Vega: una brillante estrella azul-blanca

  Vega, situada aproximadamente a 25 años luz, es una de las estrellas más conocidas del hemisferio norte.

  Su color es blanco con un ligero tono azulado, indicándonos que su superficie es considerablemente más caliente que la del Sol.

Sirio y Deneb

  Durante el verano del hemisferio norte, Vega forma junto con Deneb y Altair una figura muy fácil de reconocer llamada el Triángulo de Verano.

  No es una constelación oficial, sino un asterismo: una figura reconocible formada por estrellas pertenecientes a diferentes constelaciones.

  Encontrar este enorme triángulo es otra excelente manera de comenzar a conocer el cielo.

Una estrella puede engañar a nuestros ojos

  Comparemos ahora algunas de ellas.

  Sirio está a 8.6 años luz.

  Vega, a unos 25.

  Arturo, a unos 37.

  Canopus, a unos 310.

  Sin embargo, todas destacan extraordinariamente desde la Tierra.

  Esto ocurre porque el brillo que percibimos depende principalmente de dos cosas: cuánta luz produce realmente la estrella y qué tan lejos se encuentra de nosotros.

  Los astrónomos distinguen por ello entre magnitud aparente, que describe qué tan brillante vemos una estrella desde la Tierra, y magnitud absoluta, que permite comparar su luminosidad colocando imaginariamente las estrellas a una misma distancia estándar.

  Así podemos separar apariencia y realidad.

Sirio y Deneb

Deneb nos proporciona un ejemplo extraordinario

  Aquí podemos llevar la comparación todavía más lejos.

  Deneb, una de las estrellas del Triángulo de Verano, no parece tan brillante como Sirio.

  Sin embargo, Deneb está enormemente más lejos: las estimaciones la sitúan a más de dos mil años luz.

  Si una estrella situada a semejante distancia todavía puede distinguirse claramente a simple vista, significa que debe producir una cantidad extraordinaria de luz.

  Sirio domina nuestro cielo principalmente porque está relativamente cerca.

  Deneb consigue llamar nuestra atención desde una distancia inmensa porque es una estrella extraordinariamente luminosa.

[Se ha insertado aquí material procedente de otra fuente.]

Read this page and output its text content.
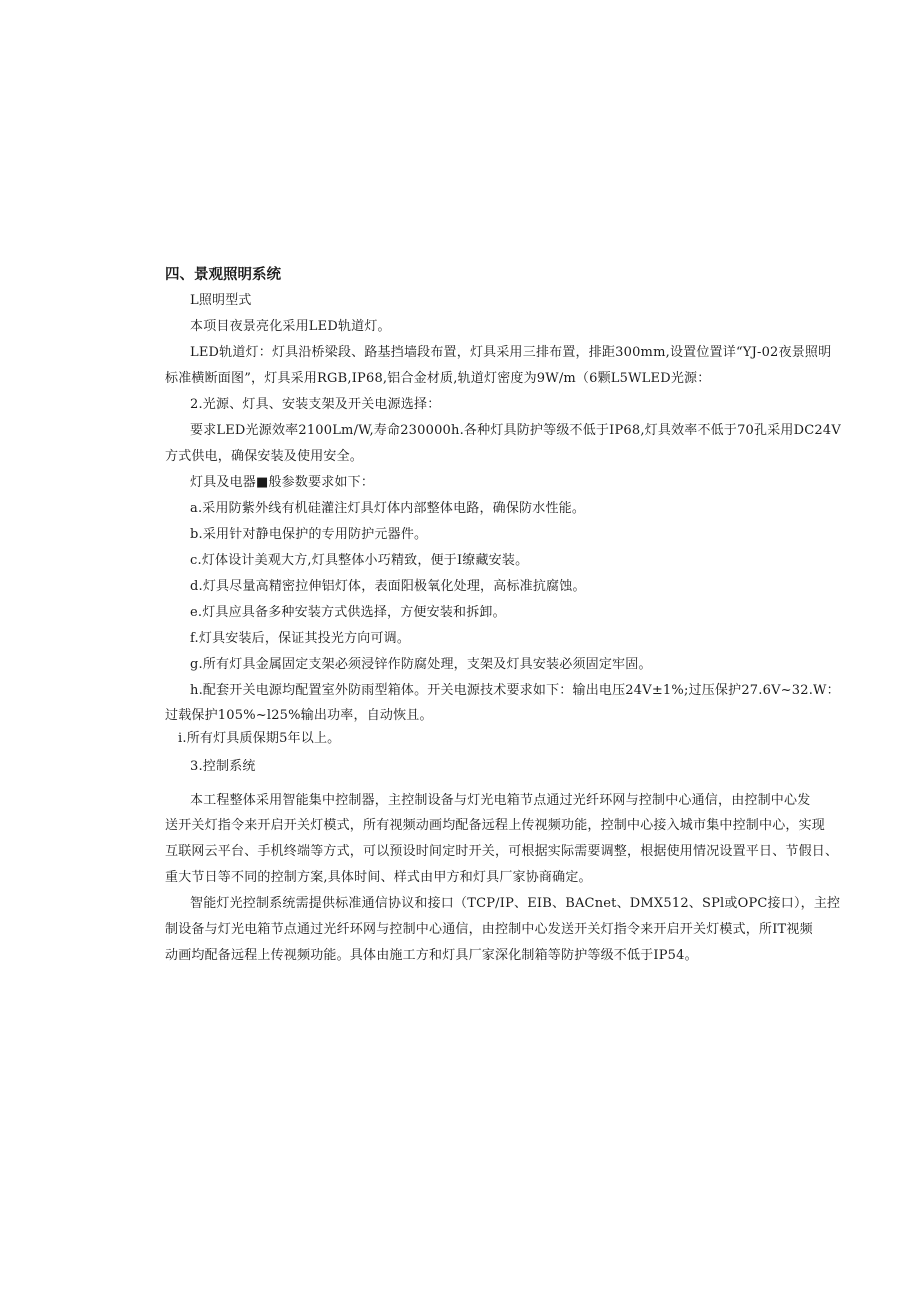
四、景观照明系统
L照明型式
本项目夜景亮化采用LED轨道灯。
LED轨道灯：灯具沿桥梁段、路基挡墙段布置，灯具采用三排布置，排距300mm,设置位置详“YJ-02夜景照明
标准横断面图”，灯具采用RGB,IP68,铝合金材质,轨道灯密度为9W/m（6颗L5WLED光源：
2.光源、灯具、安装支架及开关电源选择：
要求LED光源效率2100Lm/W,寿命230000h.各种灯具防护等级不低于IP68,灯具效率不低于70孔采用DC24V
方式供电，确保安装及使用安全。
灯具及电器■般参数要求如下：
a.采用防紫外线有机硅灌注灯具灯体内部整体电路，确保防水性能。
b.采用针对静电保护的专用防护元器件。
c.灯体设计美观大方,灯具整体小巧精致，便于I缭藏安装。
d.灯具尽量高精密拉伸铝灯体，表面阳极氧化处理，高标准抗腐蚀。
e.灯具应具备多种安装方式供选择，方便安装和拆卸。
f.灯具安装后，保证其投光方向可调。
g.所有灯具金属固定支架必须浸锌作防腐处理，支架及灯具安装必须固定牢固。
h.配套开关电源均配置室外防雨型箱体。开关电源技术要求如下：输出电压24V±1%;过压保护27.6V~32.W：
过载保护105%~l25%输出功率，自动恢且。
i.所有灯具质保期5年以上。
3.控制系统
本工程整体采用智能集中控制器，主控制设备与灯光电箱节点通过光纤环网与控制中心通信，由控制中心发
送开关灯指令来开启开关灯模式，所有视频动画均配备远程上传视频功能，控制中心接入城市集中控制中心，实现
互联网云平台、手机终端等方式，可以预设时间定时开关，可根据实际需要调整，根据使用情况设置平日、节假日、
重大节日等不同的控制方案,具体时间、样式由甲方和灯具厂家协商确定。
智能灯光控制系统需提供标准通信协议和接口（TCP/IP、EIB、BACnet、DMX512、SPl或OPC接口），主控
制设备与灯光电箱节点通过光纤环网与控制中心通信，由控制中心发送开关灯指令来开启开关灯模式，所IT视频
动画均配备远程上传视频功能。具体由施工方和灯具厂家深化制箱等防护等级不低于IP54。
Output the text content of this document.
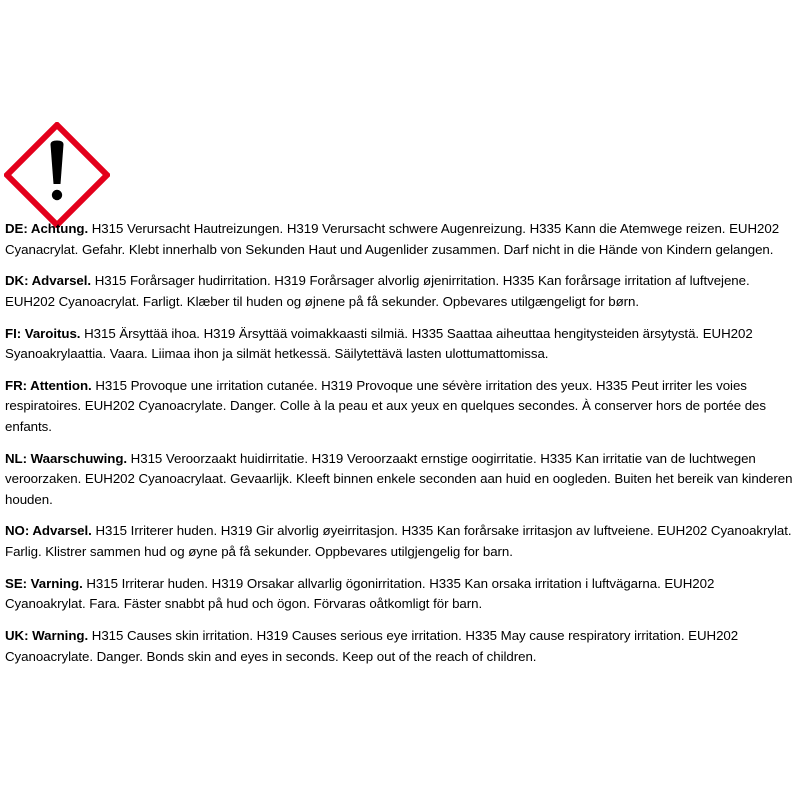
DE: Achtung. H315 Verursacht Hautreizungen. H319 Verursacht schwere Augenreizung. H335 Kann die Atemwege reizen. EUH202 Cyanacrylat. Gefahr. Klebt innerhalb von Sekunden Haut und Augenlider zusammen. Darf nicht in die Hände von Kindern gelangen.

DK: Advarsel. H315 Forårsager hudirritation. H319 Forårsager alvorlig øjenirritation. H335 Kan forårsage irritation af luftvejene. EUH202 Cyanoacrylat. Farligt. Klæber til huden og øjnene på få sekunder. Opbevares utilgængeligt for børn.

FI: Varoitus. H315 Ärsyttää ihoa. H319 Ärsyttää voimakkaasti silmiä. H335 Saattaa aiheuttaa hengitysteiden ärsytystä. EUH202 Syanoakrylaattia. Vaara. Liimaa ihon ja silmät hetkessä. Säilytettävä lasten ulottumattomissa.

FR: Attention. H315 Provoque une irritation cutanée. H319 Provoque une sévère irritation des yeux. H335 Peut irriter les voies respiratoires. EUH202 Cyanoacrylate. Danger. Colle à la peau et aux yeux en quelques secondes. À conserver hors de portée des enfants.

NL: Waarschuwing. H315 Veroorzaakt huidirritatie. H319 Veroorzaakt ernstige oogirritatie. H335 Kan irritatie van de luchtwegen veroorzaken. EUH202 Cyanoacrylaat. Gevaarlijk. Kleeft binnen enkele seconden aan huid en oogleden. Buiten het bereik van kinderen houden.

NO: Advarsel. H315 Irriterer huden. H319 Gir alvorlig øyeirritasjon. H335 Kan forårsake irritasjon av luftveiene. EUH202 Cyanoakrylat. Farlig. Klistrer sammen hud og øyne på få sekunder. Oppbevares utilgjengelig for barn.

SE: Varning. H315 Irriterar huden. H319 Orsakar allvarlig ögonirritation. H335 Kan orsaka irritation i luftvägarna. EUH202 Cyanoakrylat. Fara. Fäster snabbt på hud och ögon. Förvaras oåtkomligt för barn.

UK: Warning. H315 Causes skin irritation. H319 Causes serious eye irritation. H335 May cause respiratory irritation. EUH202 Cyanoacrylate. Danger. Bonds skin and eyes in seconds. Keep out of the reach of children.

  Nuestros ojos solamente ven puntos.

  La astronomía nos permite descubrir lo que realmente representan.

Un pequeño mapa para comenzar a reconocerlas

  No necesitamos memorizar todo el cielo.

  Podemos comenzar con tres referencias muy sencillas:

  Orión → Sirio.

  Osa Mayor → Arturo.

  Triángulo de Verano → Vega, Deneb y Altair.

  Una vez que reconocemos algunas estrellas importantes, el cielo deja de parecer una colección desordenada de puntos.

  Comenzamos a orientarnos.

  Y noche tras noche podemos regresar y encontrarlas nuevamente.

  La Biblia dice:

“Él cuenta el número de las estrellas;
A todas ellas llama por sus nombres.”

Salmo 147:4, RVR1960

  Nosotros apenas estamos aprendiendo algunos de esos nombres.

  Sirio.

  Canopus.

  Arturo.

  Vega.

  Deneb.

  Altair.

  Y conforme aprendemos a reconocerlas ocurre algo hermoso: el cielo nocturno deja de ser solamente algo que miramos y comienza a convertirse en algo que conocemos.